1. Field of the Invention
The present invention is in the field of electronic services including telephony and Web-based services, and pertains particularly to methods for rules-based servicing of customers based on a combination of history, current status, and dynamic Web analytics.
2. Discussion of the State of the Art
In the field of electronic services, service organizations are continually developing new and better ways of servicing customers. State-of-art contact centers represent a vanguard of service for medium and larger service organizations, including financial institutions, product retailers, insurance service organizations, consumer service organizations, and so on.
A contact center or a federation of contact centers may be organized to handle new business, customer service, technical support, outbound sales, customer relations management (CRM), and customer billing and account management services. All of these may be performed by one center or several centers may be organized to provide these services.
State-of-art contact centers typically include interactive voice response (IVR) services for customers to engage in self-help. Telephone contact services are provided for live assistance. Electronic messaging services are provided such as email, short message service (SMS), multimedia message service (MMS), instant message service (IMS), and chat services. Web services are also typically provided and are integrated to some degree with the other mentioned services.
Live assistance generally involves contact center agents who are typically connected to a local area network (LAN) via personal computer (PC) with a graphics user interface (GUI) and in some cases an Internet protocol (IP) telephone. PBX systems, email routing systems, CTI servers, telephony switching facilities, chat servers, conference bridges, and other service nodes and systems are usually part of such apparatus.
Contact centers maintain customer information and contact center information in one or more databases such as a customer relations management (CRM) database, billing database, product information database, etc. Live agents and automated attendants (voice applications/Web-based services) may access data typically by performing database lookups to obtain the required data for any interaction. In a contact center system known to the inventor information about a customer is typically available to automated systems at the time of interaction and may be made available to live agents ahead of routing. Maintaining interaction history, analyzing interaction behavior, and statistical data mining are typical in state-of-art centers.

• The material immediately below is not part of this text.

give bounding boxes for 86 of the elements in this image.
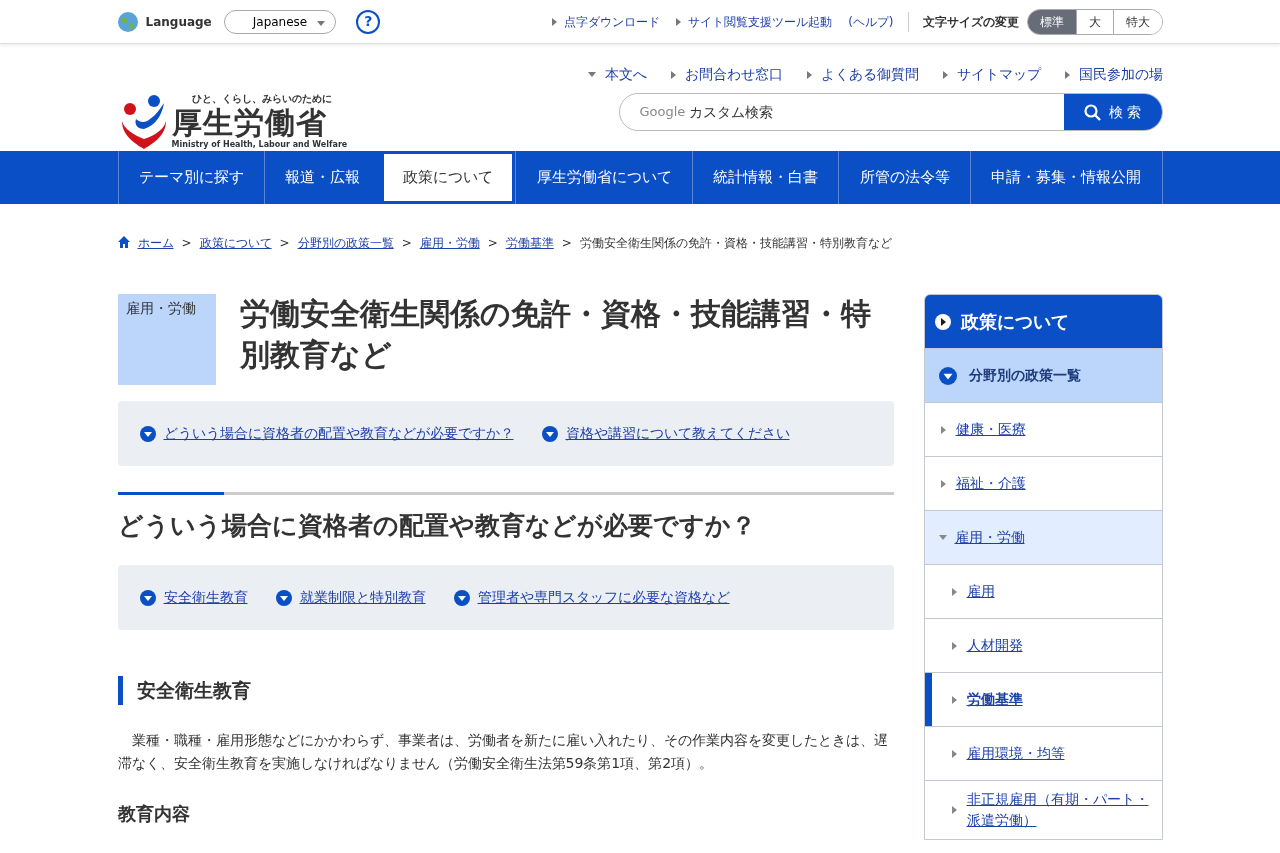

A problem with customer servicing arises whenever some process, state, or result fails to satisfy the goal of the customer. Contact center application developers are constantly tweaking and refining applications and processes to better service the customer. One challenge that persists in many contact center environments is the challenge of organizing services and data management in a way that reduces redundance of data aggregation and repetition of processes within the center.
Current best practices in contact center data aggregation and management still do not consider data entry into the system as a result of customer interaction. That is to say that often customers must re-enter data several times during routine business with the service organization. One reason for this is a lack of orchestration between data centers managed within the contact center environment. Different departments may each have separate records and histories of a customer, such as automated service records and receipts versus customer demographic data versus customer complaint history and so on.
Centralized data stores may be provided wherein all of the center data is stored in one location. The difficulty with this approach alone is that many contact center environments are federated and data stores are regionally separated from one another. Another problem is difficulty managing all of the different types of data in one robust system. Still another problem is the absence of system intelligence for interpreting data with relevance to providing unique customer solutions more efficiently.
It has occurred to the inventor that if each point of possible customer access to the contact center shared a common platform that included access to all of the center business rules and all of the center data, then more efficient and intelligent interaction with a customer might result. Therefore, what is clearly needed is a system and methods for tracking unresolved customer interaction with a service organization and automatically formulating a dynamic service solution that takes into account the original goal of the customer.